A feasible region has vertices at (1,7), (2,4), and (3,6). What is the minimum value of C=3x+5y

I just changed schools and I have an exam for Algebra II Honors. Please tell me HOW to o this, DO NOT just give me the answers. Also, i am new to this ahoo answers thingyy. Thanks!

Well, the graph z=3x+5y is a plane in three dimensions, coordinates (x,y,z).

The feasible region is a polygon drawn on the x-y plane that tells you what region we are concerned with. We are looking for the minimum of z in this polygon.
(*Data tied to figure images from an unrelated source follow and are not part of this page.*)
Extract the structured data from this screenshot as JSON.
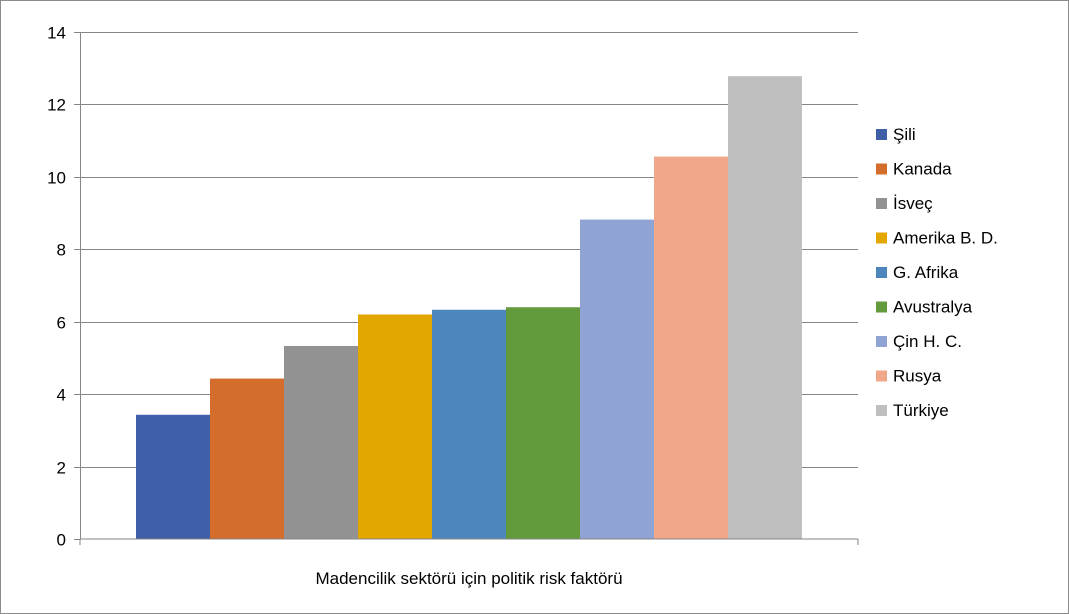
{
  "chart_data": {
    "type": "bar",
    "title": "",
    "xlabel": "Madencilik sektörü için politik risk faktörü",
    "ylabel": "",
    "ylim": [
      0,
      14
    ],
    "yticks": [
      0,
      2,
      4,
      6,
      8,
      10,
      12,
      14
    ],
    "grid": true,
    "legend_position": "right",
    "categories": [
      "Madencilik sektörü için politik risk faktörü"
    ],
    "series": [
      {
        "name": "Şili",
        "values": [
          3.43
        ],
        "color": "#3f5fa8"
      },
      {
        "name": "Kanada",
        "values": [
          4.43
        ],
        "color": "#d46c2c"
      },
      {
        "name": "İsveç",
        "values": [
          5.33
        ],
        "color": "#929292"
      },
      {
        "name": "Amerika B. D.",
        "values": [
          6.2
        ],
        "color": "#e2a800"
      },
      {
        "name": "G. Afrika",
        "values": [
          6.33
        ],
        "color": "#4d86bc"
      },
      {
        "name": "Avustralya",
        "values": [
          6.4
        ],
        "color": "#639a3c"
      },
      {
        "name": "Çin H. C.",
        "values": [
          8.82
        ],
        "color": "#8fa3d4"
      },
      {
        "name": "Rusya",
        "values": [
          10.56
        ],
        "color": "#f0a78a"
      },
      {
        "name": "Türkiye",
        "values": [
          12.78
        ],
        "color": "#bfbfbf"
      }
    ]
  }
}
The three vertices form a triangle in this case. The point (1,7) in the feasible region is the same as (1,7,0) in this three dimensional space. The point (1,7,C=38) is the point directly above the feasible region lying in the plane z=3x+5y.

Because z=3x+5y is a plane, maximums and minimums occur only at the vertices of the feasible region. (This is a key theorem to know).

Check by plugging in the vertices, finding the minimum.

Plug in (1,7) and I get a value C=38
Plug in (2,4) and I get a value C=26
Plug in (3,6) and I get a value of C=39

So, in this feasible region, the point (3,6) produces the maximum value for C, and at (2,4) a minimum. We dont have to concern ourselves with any point on the edges or any point inside the feasible region. Maximums and minimums only occur at vertices.